Dinamik onay sistemleri
İşte bu noktada “dinamik onay sistemleri” ön plana çıkıyor. Örneğin bir hasta, kendi bilgilerini sadece belirli bir araştırma projesi süresince, sadece belirli bir araştırmacıyla paylaşmak istiyor. Blockchain, bu isteği kodlara dönüştürerek otomatikleştiriyor. Böylece verinin yalnızca izin verilen koşullarda kullanılması sağlanıyor. Bu işlem herkes tarafından doğrulanabilir ama kimse tarafından değiştirilemez hale geliyor. Bu da özellikle hassasiyet taşıyan genetik verilerde büyük bir güvence sunuyor.
Hayatımızdan bir örnekle somutlaştıralım: Diyelim ki bir birey, ailesinde görülen kalıtsal bir hastalığın riskini öğrenmek için genetik test yaptırıyor. Bu veriler KVKK kapsamında korunsa da, son yıllarda birçok sağlık kurumu siber saldırılarla veri sızıntısı yaşadı.
Genetik bilgiler, bu yolla dark web’de alınıp satılabilen değerli dijital varlıklara dönüşebiliyor. Oysa blockchain sistemlerinde veriler merkezi sunucular yerine dağıtık ve şifrelenmiş biçimde saklanıyor. Her erişim iz bırakıyor ve bu kayıtlar silinemiyor. Böylece birey, verisi üzerindeki denetimi tam anlamıyla elinde tutabiliyor.
Bireylerin veri haklarını koruma
Bu alanda dünya genelinde hayata geçirilmiş bazı dikkat çekici projeler de bulunuyor. Londra merkezli Genomes.io, bireylerin DNA verilerini “şifreli kasalarda” saklamasını sağlıyor ve bu verileri yalnızca kendi izinleriyle paylaşmalarına olanak tanıyor.

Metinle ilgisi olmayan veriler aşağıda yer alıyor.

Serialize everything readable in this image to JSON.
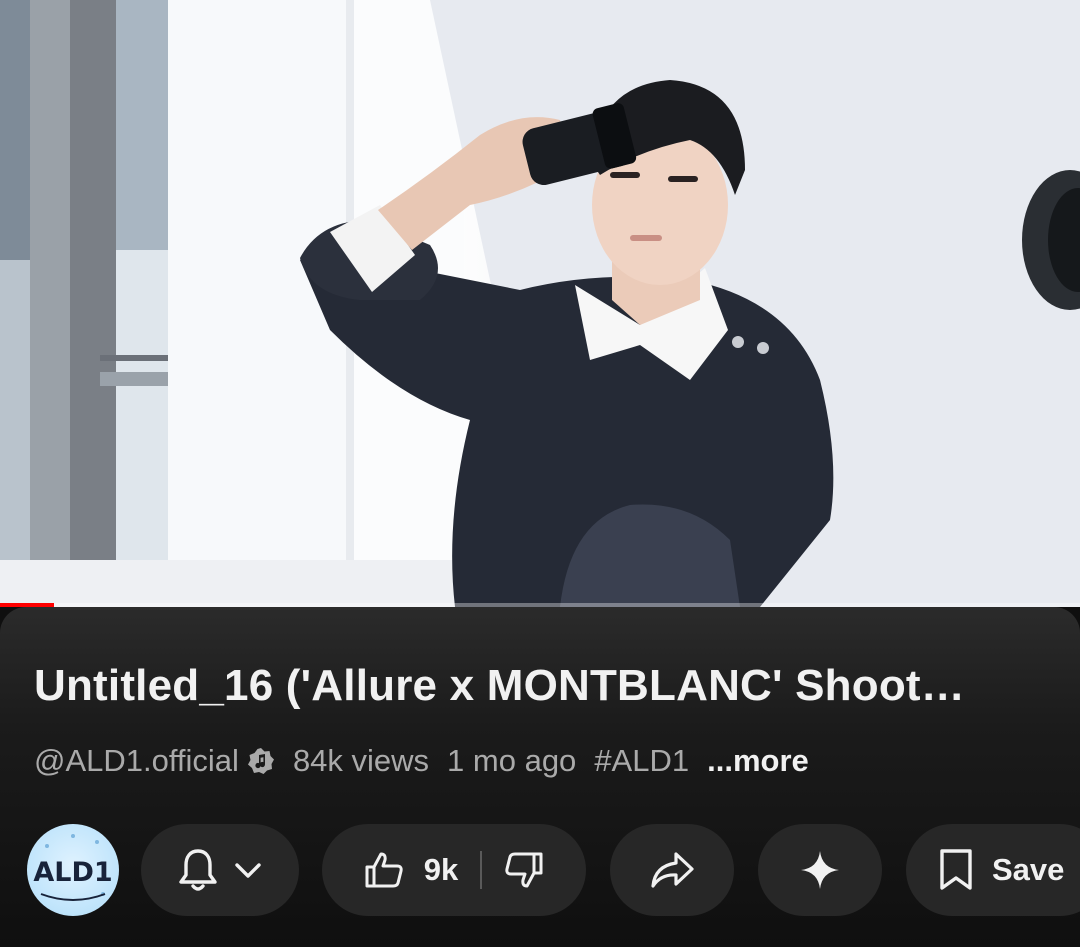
{
  "video": {
    "title": "Untitled_16 ('Allure x MONTBLANC' Shoot…",
    "progress_fraction": 0.05
  },
  "meta": {
    "channel_handle": "@ALD1.official",
    "views": "84k views",
    "age": "1 mo ago",
    "hashtag": "#ALD1",
    "more_label": "...more"
  },
  "channel_avatar": {
    "text": "ALD1"
  },
  "actions": {
    "like_count": "9k",
    "save_label": "Save"
  },
  "icons": {
    "verified": "music-verified-icon",
    "bell": "bell-icon",
    "chevron": "chevron-down-icon",
    "like": "thumbs-up-icon",
    "dislike": "thumbs-down-icon",
    "share": "share-arrow-icon",
    "remix": "sparkle-icon",
    "save": "bookmark-icon"
  },
  "colors": {
    "background": "#0f0f0f",
    "pill": "#272727",
    "text_primary": "#f1f1f1",
    "text_secondary": "#aaaaaa",
    "progress": "#ff0000"
  }
}
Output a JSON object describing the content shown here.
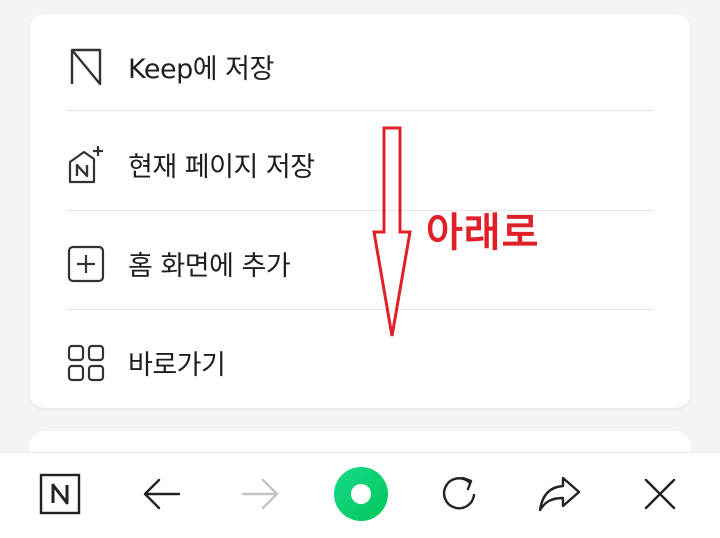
{
  "menu": {
    "items": [
      {
        "label": "Keep에 저장",
        "icon": "bookmark-icon"
      },
      {
        "label": "현재 페이지 저장",
        "icon": "naver-house-plus-icon"
      },
      {
        "label": "홈 화면에 추가",
        "icon": "plus-square-icon"
      },
      {
        "label": "바로가기",
        "icon": "grid-icon"
      }
    ]
  },
  "toolbar": {
    "icons": [
      "naver-n-icon",
      "back-arrow-icon",
      "forward-arrow-icon",
      "green-ring-home-icon",
      "refresh-icon",
      "share-arrow-icon",
      "close-icon"
    ],
    "naver_letter": "N",
    "green": "#10d078",
    "disabled_color": "#c4c4c4"
  },
  "annotation": {
    "text": "아래로",
    "color": "#e02028"
  }
}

Verilerini paylaşmayı kabul eden kullanıcılar, bunun karşılığında finansal faydalar da elde edebiliyor.
Bir başka örnek olan SAMchain projesi ise Yale Üniversitesi’nden bilim insanları tarafından geliştirildi. Bu sistem, genetik verileri doğrudan blockchain üzerinde depolayarak güvenli ve izlenebilir bir yapı sunuyor. Her iki proje de hâlâ aktif olarak geliştiriliyor ve bireylerin verileri üzerindeki haklarını koruma yönünde önemli adımlar atıyor.
Sonuç olarak, genetik verilerimizi sadece biyolojik birer bilgi değil, aynı zamanda kişisel ve mahrem bir varlık olarak görmeliyiz. Gelecekte sağlığımızı şekillendirecek kadar kıymetli olan bu veriler, sahip olunması gereken bir hak olmaktan çok bir zorunluluk haline geliyor. Blockchain teknolojisi, bu hakkı bireye geri vermek için güçlü bir imkan sunuyor.
Önümüzdeki yıllarda sağlık sistemlerinin, bu teknolojiyi daha fazla benimsemesiyle birlikte “kendi verisinin efendisi” olan bireylerin sayısı da artacaktır. Blockchain sistemi yaygınlaşana kadar, banka kasamızdaki değerli eşyaları kimseye emanet etmediğimiz gibi, genetik bilgilerimizi de aynı özenle korumalıyız.